SEVERAL HOURS LATER Jackson found himself standing in the foyer of Shaw’s private estate, waiting for an audience with his employer. He’d been working for Shaw long enough to know that while he disliked incompetence, he hated those who shirked personal responsibility even more. Jackson stood a better chance of coming through this alive if he delivered his report in person, as backward as that might seem.
Surviving the next fifteen minutes was something he very much wanted to do.
Motion at the head of the stairs caught his attention and he stood straighter as he saw his employer come into sight. Shaw was still dressed; that was a good sign. That meant Jackson hadn’t had the misfortune of waking him from one of his infrequent periods of sleep. In the back of his head, Jackson rated his chances of getting through this five percent higher than he had a moment before.
But only five.
“Do you have my property, Mr. Jackson?” Shaw asked as he descended the stairs.
Nothing to do to play it straight.
“No, sir.”
That obviously wasn’t the answer Shaw had been expecting to hear. Jackson watched as a series of expressions crossed the other man’s face, everything from surprise to distaste, but thankfully outright anger wasn’t yet one of them.
Knock that percentage up a few more notches.
“Pray tell me why not,” Shaw said. His tone had gotten noticeably colder.
Like the good soldier that he was, Jackson laid out the events of earlier that evening in clear, concise sentences. Shaw didn’t say a word until Jackson got to the part about the woman and the sword.

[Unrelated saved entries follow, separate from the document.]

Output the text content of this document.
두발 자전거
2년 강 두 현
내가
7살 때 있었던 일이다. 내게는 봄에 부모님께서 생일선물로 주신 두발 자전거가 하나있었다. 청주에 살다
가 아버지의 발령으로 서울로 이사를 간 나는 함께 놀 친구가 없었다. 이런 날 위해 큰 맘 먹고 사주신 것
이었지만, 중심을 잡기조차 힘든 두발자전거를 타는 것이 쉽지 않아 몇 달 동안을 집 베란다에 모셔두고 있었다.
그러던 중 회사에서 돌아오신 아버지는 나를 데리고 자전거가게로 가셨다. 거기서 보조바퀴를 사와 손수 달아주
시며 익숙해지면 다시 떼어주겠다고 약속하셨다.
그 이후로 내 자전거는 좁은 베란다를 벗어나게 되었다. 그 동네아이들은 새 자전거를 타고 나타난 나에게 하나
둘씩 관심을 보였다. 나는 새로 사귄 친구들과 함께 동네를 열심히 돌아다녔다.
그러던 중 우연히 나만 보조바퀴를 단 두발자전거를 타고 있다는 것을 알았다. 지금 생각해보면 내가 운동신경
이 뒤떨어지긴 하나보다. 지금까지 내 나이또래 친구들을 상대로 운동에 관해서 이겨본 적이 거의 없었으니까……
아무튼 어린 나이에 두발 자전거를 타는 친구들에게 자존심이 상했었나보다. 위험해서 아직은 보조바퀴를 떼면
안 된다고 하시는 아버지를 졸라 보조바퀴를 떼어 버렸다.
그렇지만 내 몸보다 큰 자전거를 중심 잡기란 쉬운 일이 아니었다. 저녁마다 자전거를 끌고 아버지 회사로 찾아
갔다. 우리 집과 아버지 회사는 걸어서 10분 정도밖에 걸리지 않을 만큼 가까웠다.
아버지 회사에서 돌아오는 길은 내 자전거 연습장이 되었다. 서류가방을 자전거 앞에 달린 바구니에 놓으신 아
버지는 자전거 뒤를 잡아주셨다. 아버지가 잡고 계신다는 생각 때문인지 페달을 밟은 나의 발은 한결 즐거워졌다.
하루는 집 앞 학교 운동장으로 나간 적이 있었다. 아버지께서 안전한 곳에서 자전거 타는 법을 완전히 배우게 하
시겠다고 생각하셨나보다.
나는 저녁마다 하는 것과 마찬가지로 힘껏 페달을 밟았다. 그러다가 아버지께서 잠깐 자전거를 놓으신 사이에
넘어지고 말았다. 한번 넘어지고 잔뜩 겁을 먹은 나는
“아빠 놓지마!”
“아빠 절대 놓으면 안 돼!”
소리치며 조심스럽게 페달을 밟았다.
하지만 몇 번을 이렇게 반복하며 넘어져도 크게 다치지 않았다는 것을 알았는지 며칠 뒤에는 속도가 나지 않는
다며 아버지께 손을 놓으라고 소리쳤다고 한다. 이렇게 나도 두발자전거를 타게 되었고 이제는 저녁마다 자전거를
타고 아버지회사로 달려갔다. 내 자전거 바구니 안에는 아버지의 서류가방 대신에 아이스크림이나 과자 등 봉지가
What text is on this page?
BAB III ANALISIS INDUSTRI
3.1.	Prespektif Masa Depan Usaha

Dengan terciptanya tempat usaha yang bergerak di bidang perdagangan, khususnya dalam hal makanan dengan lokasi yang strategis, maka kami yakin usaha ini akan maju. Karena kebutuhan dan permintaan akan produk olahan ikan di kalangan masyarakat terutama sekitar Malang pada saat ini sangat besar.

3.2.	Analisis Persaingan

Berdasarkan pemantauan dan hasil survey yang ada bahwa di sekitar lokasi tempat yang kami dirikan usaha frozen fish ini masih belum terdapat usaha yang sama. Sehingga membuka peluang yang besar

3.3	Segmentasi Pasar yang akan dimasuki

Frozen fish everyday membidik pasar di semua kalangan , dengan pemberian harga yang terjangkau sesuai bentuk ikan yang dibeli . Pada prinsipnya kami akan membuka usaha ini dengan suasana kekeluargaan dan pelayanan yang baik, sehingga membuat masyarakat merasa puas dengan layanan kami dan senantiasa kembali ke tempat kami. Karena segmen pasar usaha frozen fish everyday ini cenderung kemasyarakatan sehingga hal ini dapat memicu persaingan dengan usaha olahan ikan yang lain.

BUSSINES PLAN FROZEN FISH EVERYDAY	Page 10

“She actually attacked you with a sword?” he asked, though Jackson couldn’t tell if that was because Shaw didn’t believe him or if he found the whole situation as weird as it sounded.
Settling on the latter, Jackson replied. “Yes, sir. While I’m no expert on medieval weaponry, if I had to hazard a guess I’d say it was an English long sword. Perhaps something they uncovered in the dig?”
Shaw waved the question aside.
“What did you do with this woman?” Shaw asked.
“I shot her, sir.”
“Dead?”
Jackson thought about the way the woman’s body had flopped when they’d tossed it into the bog with the rest of them. “Yes, sir.” Though, now that he thought about it, he didn’t know what had happened to the sword.
“A pity. Might have been an interesting conversation there. Go on.”
Jackson explained how they’d tricked the team that had responded to the call for help, after which they searched both the camp and the bodies of the dead, but had been unable to find the torc anywhere. “Perhaps they packed it up and sent it back to Oxford before we arrived?” he ventured, looking for some reason, some excuse, why he was standing there empty-handed. He was not a man accustomed to failure and he particularly didn’t like the way that this assignment had turned out. It was always the easy ones….
“Give me your assessment of the police response,” Shaw ordered.
Jackson was prepared for the question and didn’t hesitate. “They have to send a team out to the site in the morning, sir. It’s standard operating procedure. They would have done so tonight if they’d had anyone reasonably close. The fact that the site is in the middle of nowhere played to our advantage.”
His employer considered his assessment for a moment and then nodded. “I want you on the ground with that regional police unit when it arrives in the morning. If the torc turns up, I expect you to do what is necessary to recover it. Are we clear?”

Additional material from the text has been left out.